Dopo l'Oratorio D. Cavina raramente tornava in Col­legio, il suo posto era presso i poveri, sempre accompagnato da uno o due ragazzi e io personalmente gli fui vicino fino al 1937: le sue tasche, trasformate in grossi sacchetti, nascoste dall'ampiezza della veste talare, erano ricolme di pane e di tutto ciò che era riuscito ad avere o dalla benevolenza dei benestanti d'allora, che mai si rifiutavano di dare a Don Cavina, o dalla cucina e dal magazzino del Collegio.                                                                                                                                    Ricordo quel che soleva dire D. Angeleri: - Ogni qualvolta ho delle visite ed offro del caffè non riesco a ca­pire come mai, rientrando in direzione, trovo sempre la zuccheriera priva di zucchero - D. Angeleri sapeva benissi­mo chi era stato a svuotarla e sapeva pure che con quello zucchero sarebbe stato aiutato qualche povero ammalato; erano tempi quelli in cui lo zucchero era un lusso di pochi fortunati.
Quando poi doveva far visita, e questo avveniva tutti i giorni, ai suoi poveri, generalmente ammalati e vecchi, es­seri abbandonati nella più squallida miseria, allora non si avevano né la-pensione di vecchiaia né altre forme di pre­videnze atte a sollevare la miseria e la fame, dico la fame e generalmente la più nera fame, si liberava del nuvolo di bambini che accorrevano al suo passaggio, e, accompagnato da me o da qualche altro, si portava nelle abitazioni dei suoi poveri, dove in stanze mefitiche, prive di aria e di lu­ce, su luridi pagliericci giaceva qualche essere, che avvolto in stracci, era l'ombra di un essere umano. Spesso però si serviva di noi ragazzi: quante volte io stesso fornito di un sacchetto mi spingevo fino a Murazzorotto dove portavo quel po' di ben di Dio a due vecchietti che abitavano in un tu­gurio, sperduto in mezzo ad un boschetto, dove, facilmente, neppure le Autorità del tempo sapevano che vi abitassero due esseri umani. D. Cavina li chiamava i suoi nonnini. Do­vunque arrivava la sua carità, il suo amore, il suo desiderio ardente di lenire le sofferenze: ero ragazzetto e certe im­pressioni avute da ragazzo non si dimenticano tanto facil­mente: ricordo la vecchietta di Via Orzieri, di Via Percia­bosco, ecc. ecc.

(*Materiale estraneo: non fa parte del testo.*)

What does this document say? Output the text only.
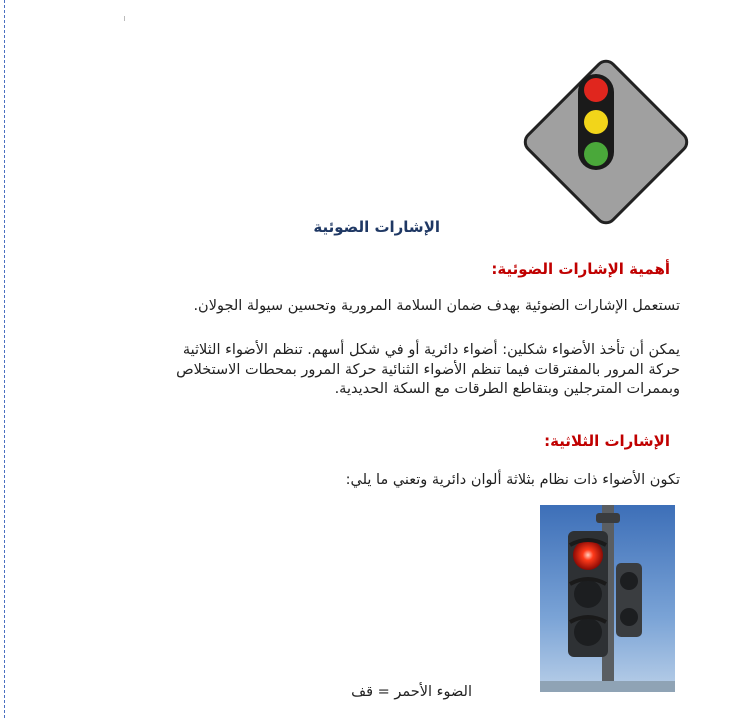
الإشارات الضوئية
أهمية الإشارات الضوئية:
تستعمل الإشارات الضوئية بهدف ضمان السلامة المرورية وتحسين سيولة الجولان.
يمكن أن تأخذ الأضواء شكلين: أضواء دائرية أو في شكل أسهم. تنظم الأضواء الثلاثية
حركة المرور بالمفترقات فيما تنظم الأضواء الثنائية حركة المرور بمحطات الاستخلاص
وبممرات المترجلين وبتقاطع الطرقات مع السكة الحديدية.
الإشارات الثلاثية:
تكون الأضواء ذات نظام بثلاثة ألوان دائرية وتعني ما يلي:
الضوء الأحمر = قف
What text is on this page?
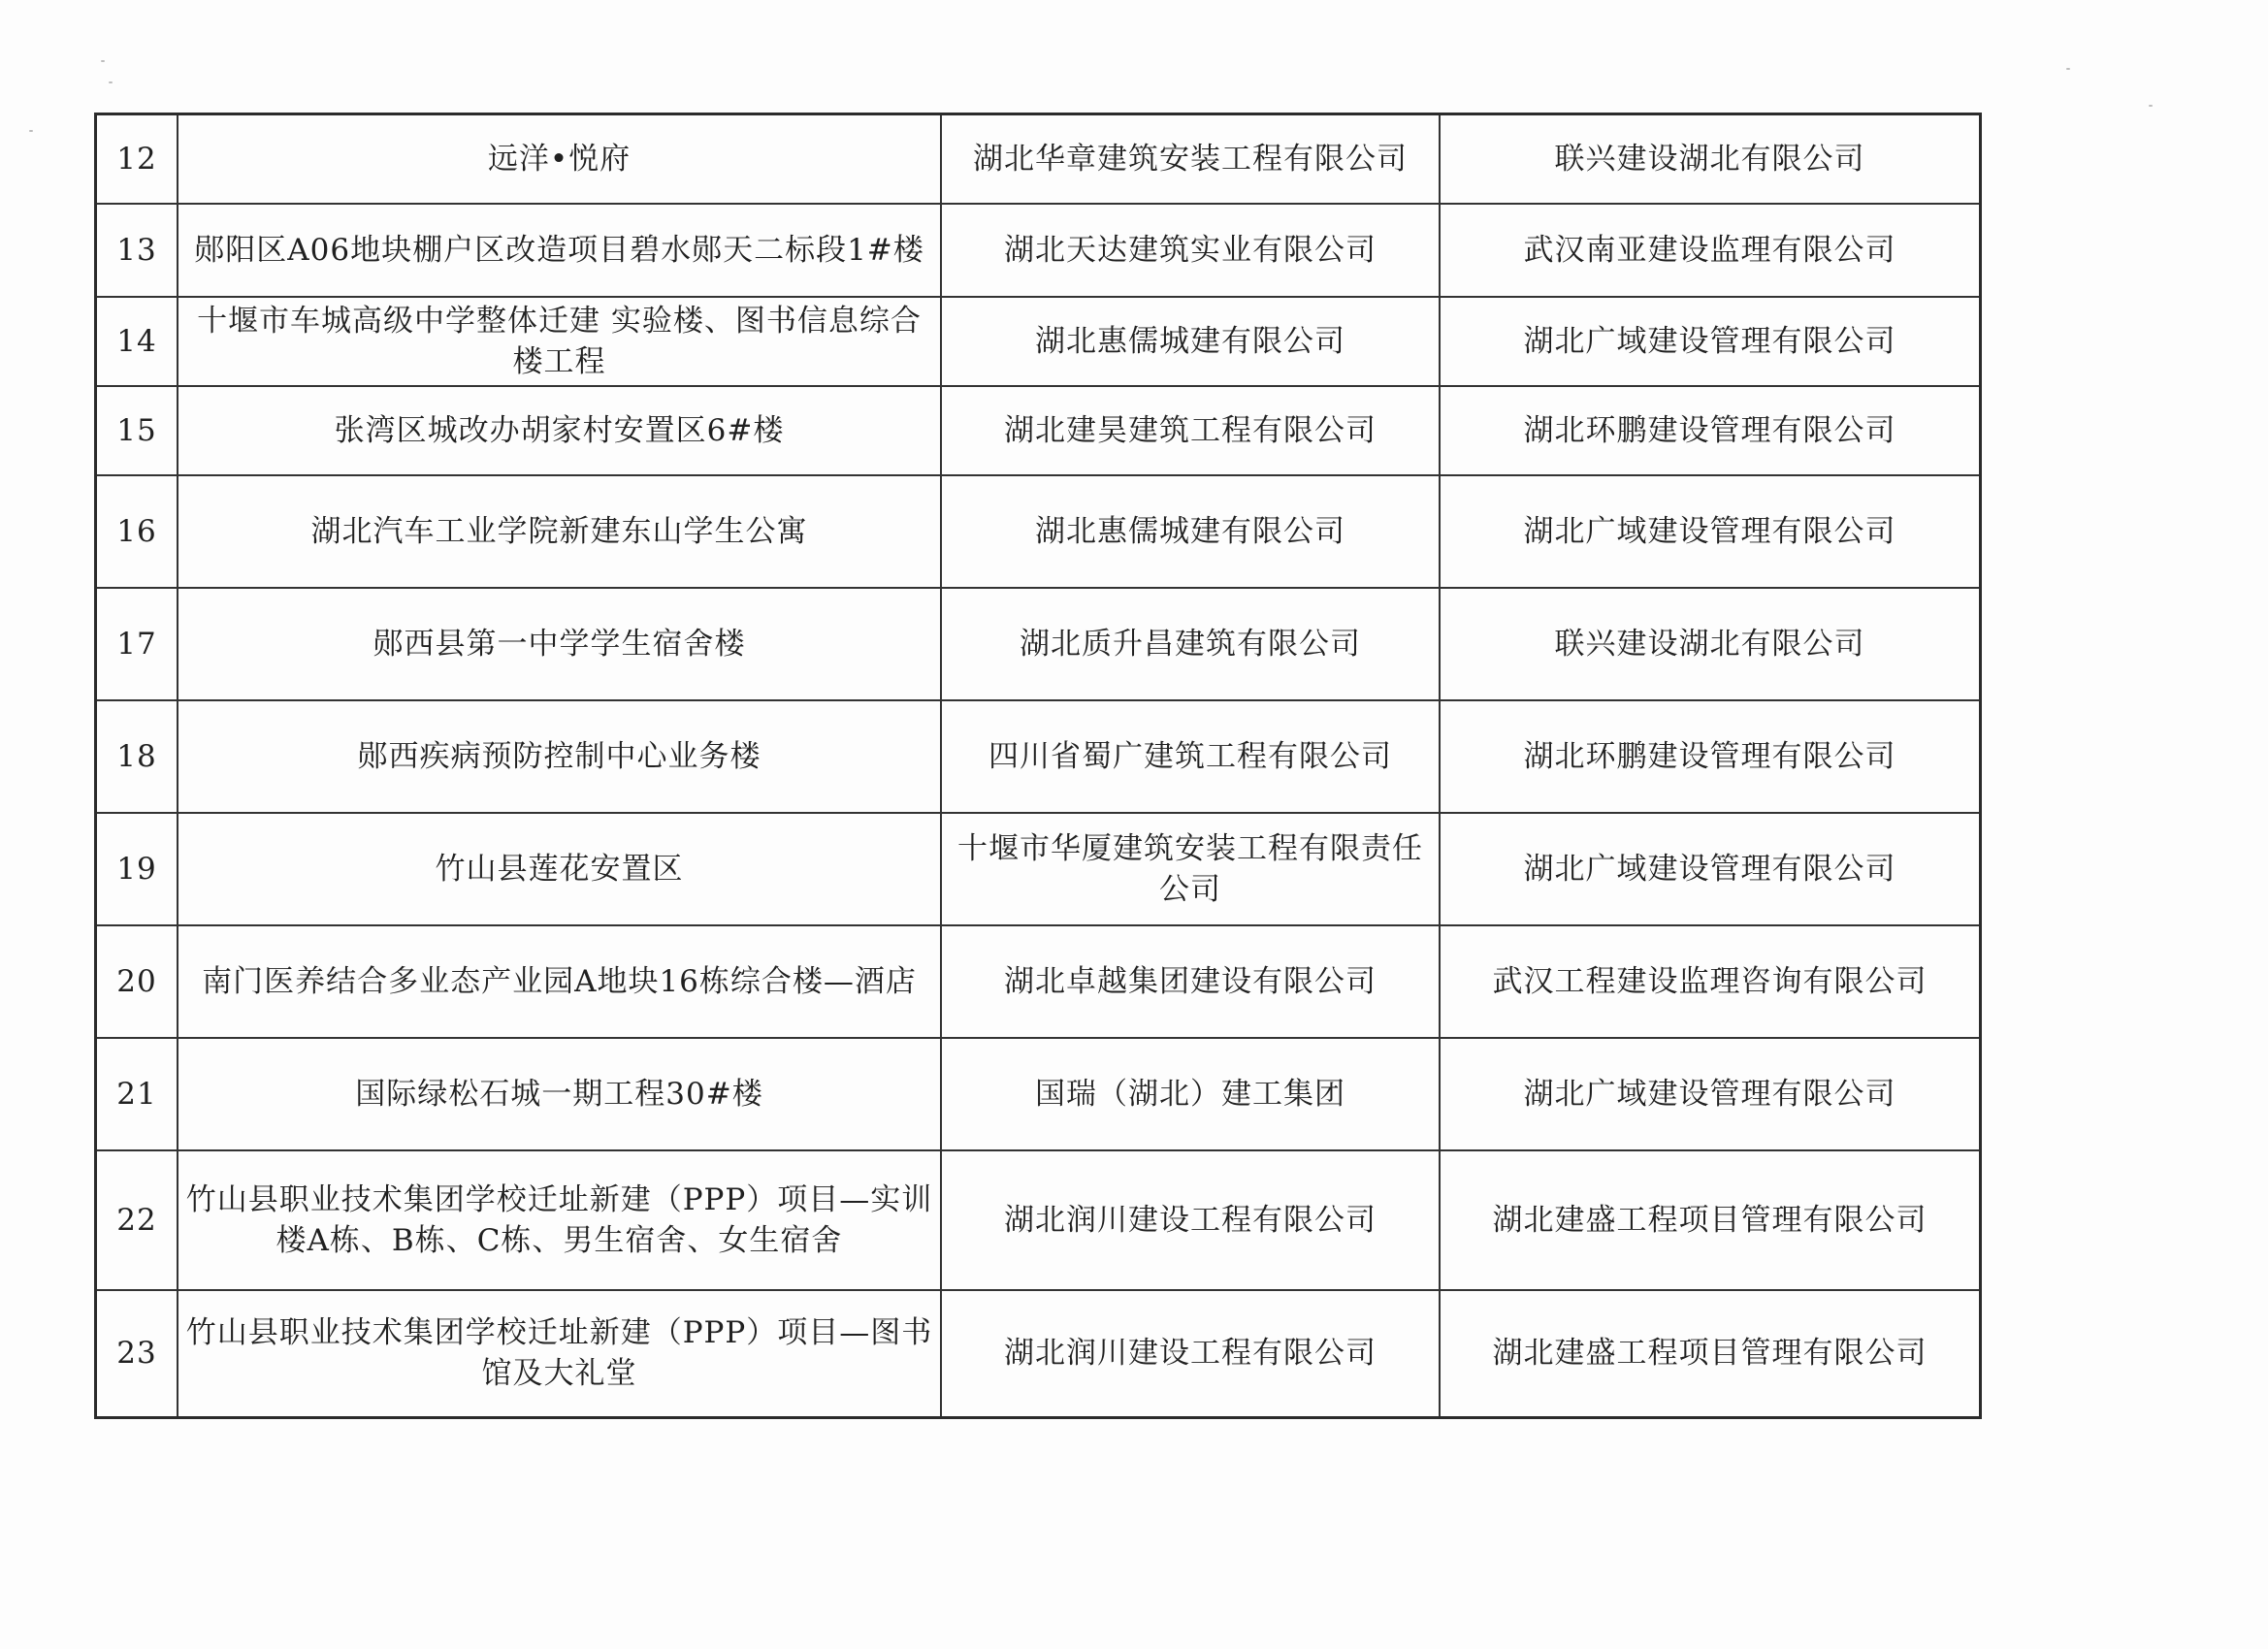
12	远洋•悦府	湖北华章建筑安装工程有限公司	联兴建设湖北有限公司
13	郧阳区A06地块棚户区改造项目碧水郧天二标段1#楼	湖北天达建筑实业有限公司	武汉南亚建设监理有限公司
14	十堰市车城高级中学整体迁建 实验楼、图书信息综合楼工程	湖北惠儒城建有限公司	湖北广域建设管理有限公司
15	张湾区城改办胡家村安置区6#楼	湖北建昊建筑工程有限公司	湖北环鹏建设管理有限公司
16	湖北汽车工业学院新建东山学生公寓	湖北惠儒城建有限公司	湖北广域建设管理有限公司
17	郧西县第一中学学生宿舍楼	湖北质升昌建筑有限公司	联兴建设湖北有限公司
18	郧西疾病预防控制中心业务楼	四川省蜀广建筑工程有限公司	湖北环鹏建设管理有限公司
19	竹山县莲花安置区	十堰市华厦建筑安装工程有限责任公司	湖北广域建设管理有限公司
20	南门医养结合多业态产业园A地块16栋综合楼—酒店	湖北卓越集团建设有限公司	武汉工程建设监理咨询有限公司
21	国际绿松石城一期工程30#楼	国瑞（湖北）建工集团	湖北广域建设管理有限公司
22	竹山县职业技术集团学校迁址新建（PPP）项目—实训楼A栋、B栋、C栋、男生宿舍、女生宿舍	湖北润川建设工程有限公司	湖北建盛工程项目管理有限公司
23	竹山县职业技术集团学校迁址新建（PPP）项目—图书馆及大礼堂	湖北润川建设工程有限公司	湖北建盛工程项目管理有限公司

Ma l'attività di D. Cavina non si fermava solo alla ca­rità verso i poveri, pensava pure alle vocazioni salesiane: con quanto amore curava quei giovani che manifestavano il desiderio di divenire sacerdoti! Spesso li chiamava in came­ra sua dove trovava sempre la possibilità di farli lavorare, pur di allontanarli dai pericoli della strada. Dalla sua ca­mera non si usciva mai con le mani vuote: o la caramella o il dolcino o il libro, c'era sempre qualche cosa... A questi ragazzi dava sempre qualche incarico, dando loro all'orato­rio la possibilità di iniziare l'apostolato con l'assistenza e con l'insegnamento della dottrina cristiana ai più piccoli.
Anche durante le vacanze non veniva meno la sua as­sistenza, tutti i giorni era presente in mezzo a noi, fornen­doci di qualche palla o di quei giochi che potevano rendere liete le nostre ore.
FIORETTI
I. - Una sera d'inverno, rigido, umido, melmoso, Don Cavina tornava a tarda ora salendo il colle di D. Bosco alla casa salesiana che per prima sorse in Sicilia. In quale anno? Lo aspettavano, oltrepassata l'ora di cena, i confratelli e qualcuno dei così detti Cooperatori, nella lunga e stretta sala da pranzo, che l'indimenticabile D. Arisi chiamava il budello. Terminata la cena, D. Paolo Amistani andò a cercare D. Cavina e lo trovò a desinare nella sua stanzetta, seduto ad un tavolo e senza scarpe.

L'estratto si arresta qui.